The Committee on Scientific Dishonesty is still scrutinising her research, and says that Penkowa’s archive is a mess.
According to Penkowa, it was already clear in March 2011, when she, escorted by a lawyer and two police officers, ransacked her former office at Panum, that large parts of the Department of Neuroscience and Pharmacology – including her own materials – had been removed already.
And apparently no one had kept tabs on who had done it.

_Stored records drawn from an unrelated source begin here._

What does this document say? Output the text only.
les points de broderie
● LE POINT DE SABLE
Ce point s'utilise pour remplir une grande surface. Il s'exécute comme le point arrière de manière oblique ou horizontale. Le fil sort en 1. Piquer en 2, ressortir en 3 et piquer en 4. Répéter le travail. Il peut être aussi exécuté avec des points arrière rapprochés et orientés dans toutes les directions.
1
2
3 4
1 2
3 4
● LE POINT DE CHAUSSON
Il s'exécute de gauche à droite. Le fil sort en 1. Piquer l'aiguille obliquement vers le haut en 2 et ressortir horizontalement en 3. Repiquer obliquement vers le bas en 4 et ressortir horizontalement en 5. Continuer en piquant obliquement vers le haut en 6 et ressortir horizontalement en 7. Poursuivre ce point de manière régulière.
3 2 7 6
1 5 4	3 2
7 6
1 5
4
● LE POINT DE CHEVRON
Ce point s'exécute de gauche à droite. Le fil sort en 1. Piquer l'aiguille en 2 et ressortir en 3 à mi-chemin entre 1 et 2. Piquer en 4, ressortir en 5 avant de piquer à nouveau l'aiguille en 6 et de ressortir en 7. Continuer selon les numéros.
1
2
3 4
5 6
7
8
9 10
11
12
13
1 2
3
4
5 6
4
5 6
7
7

»I haven’t once been asked to locate any of the materials or otherwise contribute to the investigation in any logical manner.« she says. »Instead people – seemingly randomly selected – have packed down my office and materials and moved them. During this process, a storage cabinet was ‘lost’, containing all of my test documentation,« she says.
The remaining things were subsequently collected by the police, but she doesn’t know which are kept by them, the aforementioned committee, the Faculty of Health Sciences or third parties.
Penkowa also points out that it was the same person, who originally reported her for fraud, that initially had the responsibility for the storage of her materials, and who organised the first relocations, and who lost her cabinet.
»One thing is certain: no one at the Faculty of Health Sciences has tabs on where the department’s original material is, including my material and personal belongings,« says the former brain scientist:
»They haven’t been handed over or accounted for, because no one knows or will admit where they are.«
The whole situation surrounding her archive is typical of the grotesque way in which her former workplace has handled the case, she says.